Old Dan was kind to me he looked after me and one day he had a proposition for a mutual endeavor. What proposition I said what is it. You could come with me he said if you don’t have nothing else to do you could help me with some things. We are on the same ship I said we are coming with each other anyway. Yes he said but I mean we could be official partners not just shipmates. Okay I said. You could help me find Anna Gloria he said and on the way we could dig up the treasure of Anakitos which I have been meaning to dig up for some time. The treasure of Anakitos I said. Yes he said we will dig it up and you will be a rich man it will solve your problems. Oh I said okay good yes great. You would like that he said. Yes I said I would like that very much this sounds like a good plan. Okay he said it is a deal. Deal I said. That were how we struck our bargain easy no problem. It were obvious I would not be any help to him for I didn’t know what Anna Gloria looked like. However he did not care about this he were just doing me a favor he were making me feel welcome.

Next I saw the skyscrapers of New York bigger than Boston enormous. I were a city boy myself but this were a different city. It were huge buildings trash filth commerce a harbor packed with sailing ships. It have a sea wall in New York just like it have in Boston but even behind the wall some of the buildings was standing to their ankles in water and others had fallen apart. It were a city spread out over miles very glorious but it were also a place much come down in the world. I did not dare go ashore for it is said the people of New York are terrible vicious thieves. I stayed aboard playing bawbles with Old Dan he kept winning but he wouldn’t take my money.

I were very worried looking over my shoulder at the buildings all gone to smash it made me crazy. What had happened to us I wondered
how had we lost the secret of building cities. I asked Old Dan tell me stories of the old days before everything were so fucked up. Tell me of New York I said it were a great city once that were plain. He said yes okay well there was Hurricane Devaun and then later the sea come up also there was drought everywhere too many people too many factors everyone in New York starved it were beyond belief. I said he did not understand me I did not mean stories like that but stories of the very good days when every man were a king with air condition Ferrari electronic lights ice cream toothpaste footballs streamy media.
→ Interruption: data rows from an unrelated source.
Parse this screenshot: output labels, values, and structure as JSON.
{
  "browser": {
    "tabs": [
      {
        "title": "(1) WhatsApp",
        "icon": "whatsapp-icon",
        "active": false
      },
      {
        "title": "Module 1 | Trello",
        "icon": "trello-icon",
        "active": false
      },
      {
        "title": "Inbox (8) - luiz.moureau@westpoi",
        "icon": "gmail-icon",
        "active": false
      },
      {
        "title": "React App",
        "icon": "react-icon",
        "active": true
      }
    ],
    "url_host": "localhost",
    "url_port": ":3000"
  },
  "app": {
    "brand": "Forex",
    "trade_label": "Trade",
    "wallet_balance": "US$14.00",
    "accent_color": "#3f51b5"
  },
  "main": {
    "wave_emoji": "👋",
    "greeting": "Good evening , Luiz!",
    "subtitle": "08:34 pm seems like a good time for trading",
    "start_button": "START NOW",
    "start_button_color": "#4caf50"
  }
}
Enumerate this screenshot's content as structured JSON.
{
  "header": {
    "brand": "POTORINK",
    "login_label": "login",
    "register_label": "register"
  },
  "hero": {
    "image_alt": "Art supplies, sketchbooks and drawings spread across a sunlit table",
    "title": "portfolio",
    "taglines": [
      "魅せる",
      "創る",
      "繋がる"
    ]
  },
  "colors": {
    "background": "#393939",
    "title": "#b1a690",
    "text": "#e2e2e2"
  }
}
Okay he said sure for instance the subways they was sucked underground through vacuum tubes they was trains beneath the earth it were a marvel. Interesting I said was they air condition. Yes they were he said. Amazing I said. Yes he said it were thousands of people on those trains all the time speeding toward their doom. Don’t speak of doom I said. Okay he said yes alright New York were a very grand place before its doom it were no green thing growing anywhere the complete triumph of man over nature I do not see how New York averted its doom so long. Please do not speak of doom I said but anyway never mind enough of New York tell me of a beautiful place. He smiled very sly he said I will tell you of a island with meadows fish blackberries blueberries great green trees it were one of the great natural harbors in the world so beautiful. Yes I said okay but I knew it were a trick. Aha he said it were New York he laughed it were no city then just Indians and that is how I remember it for in truth I never saw the subway I admit it. Tell me of Indians I said. He grew serious he said I must not speak of Indians they are the original doomed people sad to say.